You and your partners invest your life savings into making this new venture a go. But one day there is a knock on the office door, and a process server hands you a complaint and summons. You are being sued for misappropriation of trade secrets.
Or perhaps you own a successful company that employs a number of sales people. Things are going great until one day your best three sales people unexpectedly quit. A month or so later, your biggest customer informs you he is transferring his business to a company started by your former employees that is offering a similar product at a steep discount. Obviously, your former employees have taken knowledge of your clients, suppliers and pricing models and used this information to start a competitive enterprise.
Sensing the unfairness, you make an appointment with an intellectual property attorney who asks if you treated the sensitive information as a confidential trade secret, or if you had the former employees sign non-compete agreements for the protection of trade secrets. You didn’t.
You go forward with a lawsuit for misappropriation anyway, hoping the fact that you lock your office doors at night and every employee’s computer is password protected is enough to get the pilfered information deemed a trade secret. It almost certainly isn’t enough. But the inquiry is very fact-specific and your case will proceed, potentially running up a hefty legal bill for both you and your former employees.
If you remember the Monty Python skit, you recall that the Inquisition’s red-robed cardinals — Ximénez, Biggles and Fang — were particularly inept, stumbling over their lines and not impressing upon their intended victims the seriousness of the alleged crimes. Likely, your lawsuit will be perceived in a similar fashion. Chances are things will settle in the end, but you will have to accept a resolution that is less favorable than you desired, and you will wonder whether it was even worth the expense.

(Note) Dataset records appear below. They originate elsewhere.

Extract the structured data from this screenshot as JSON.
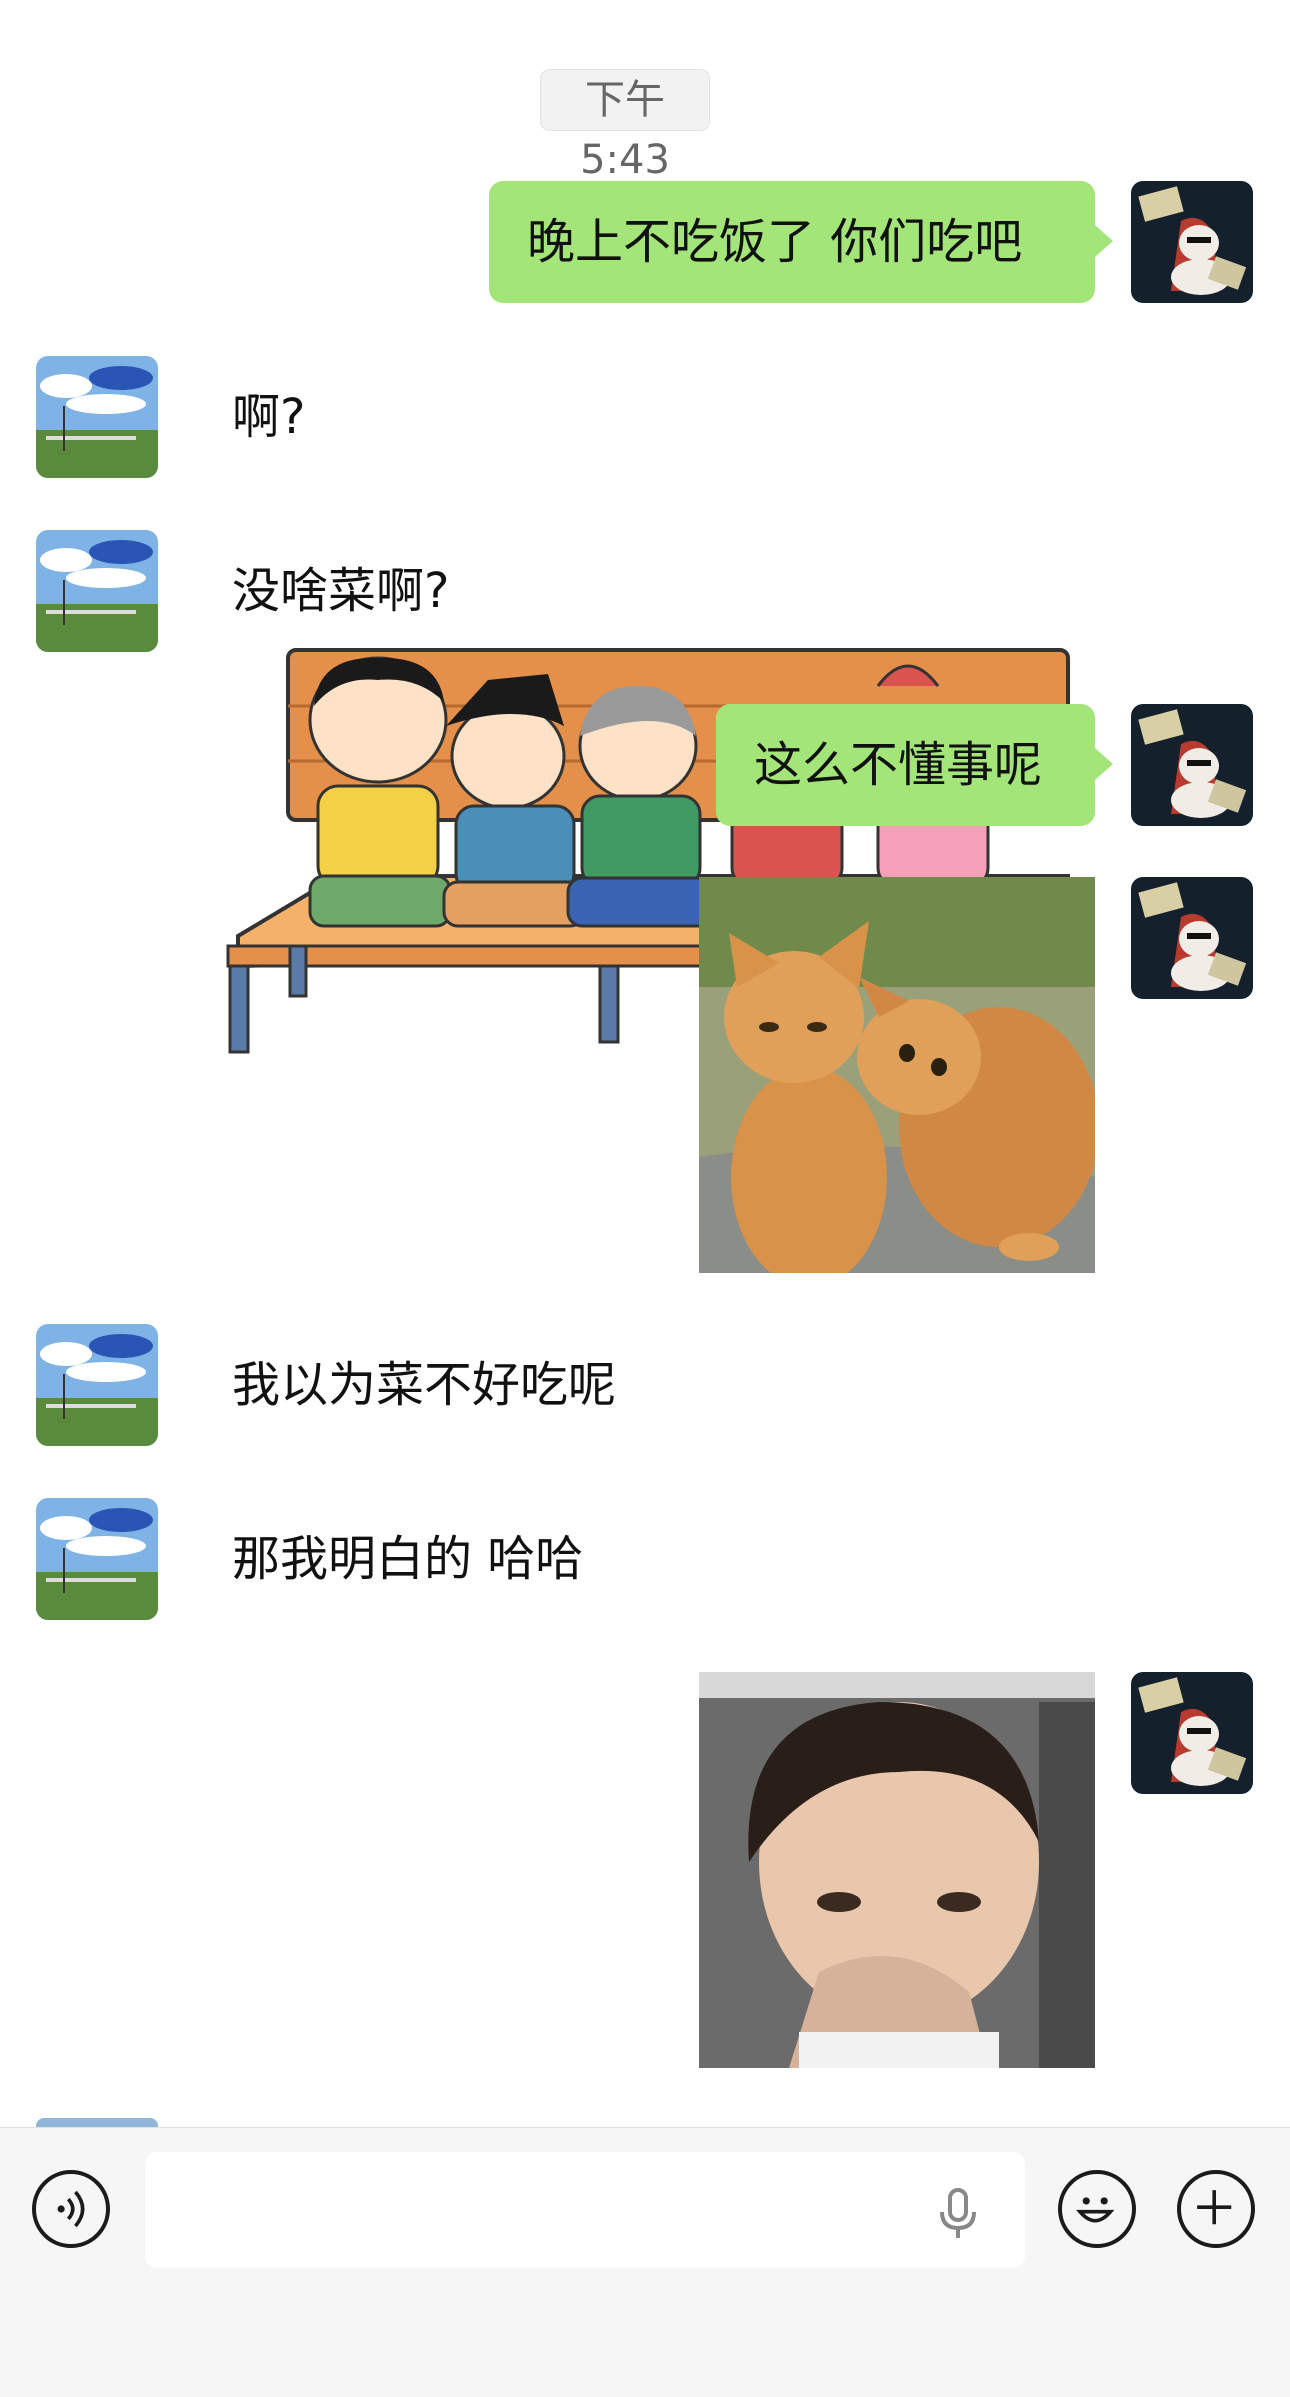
{
  "timestamp": "下午 5:43",
  "messages": [
    {
      "side": "out",
      "type": "text",
      "text": "晚上不吃饭了 你们吃吧"
    },
    {
      "side": "in",
      "type": "text",
      "text": "啊?"
    },
    {
      "side": "in",
      "type": "text",
      "text": "没啥菜啊?"
    },
    {
      "side": "in",
      "type": "sticker",
      "description": "cartoon kids sleeping on bench sticker"
    },
    {
      "side": "out",
      "type": "text",
      "text": "这么不懂事呢"
    },
    {
      "side": "out",
      "type": "sticker",
      "description": "two orange cats sticker"
    },
    {
      "side": "in",
      "type": "text",
      "text": "我以为菜不好吃呢"
    },
    {
      "side": "in",
      "type": "text",
      "text": "那我明白的 哈哈"
    },
    {
      "side": "out",
      "type": "sticker",
      "description": "man touching nose sticker"
    }
  ],
  "input_bar": {
    "voice_icon": "voice-icon",
    "mic_icon": "mic-icon",
    "emoji_icon": "emoji-icon",
    "plus_icon": "plus-icon",
    "input_value": ""
  },
  "colors": {
    "outgoing_bubble": "#a4e57a",
    "background": "#ffffff",
    "input_bar": "#f6f6f6"
  }
}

Whereas few businesses will ever have the need to obtain patent protection, most could properly make use of trade secret law to protect sensitive information and business knowhow acquired and developed over the years. Protecting sensitive information isn’t particularly difficult and can be as easy as marking documents and electronic files as confidential and storing the information in password-protected files only accessible by personnel with a bona fide need to know the information.
Very few small companies — or even larger ones — bother. The importance of designating certain information as a confidential trade secret isn’t realized until this valuable information is being used by former employees to the company’s detriment. Those companies that do bother are much less likely to have former employees who violate policy in the first place.
Misappropriation of trade secrets is a common litigation claim seen in lawsuits between companies and former employees. The question of whether sensitive information was sufficiently protected and guarded to qualify as a trade secret is very fact specific; information that wasn’t marked and systematically segregated is subject to great uncertainty in front of a court. Tens of thousands of dollars can be spent just determining whether a company has trade secrets before even getting to the question of whether the information was misappropriated.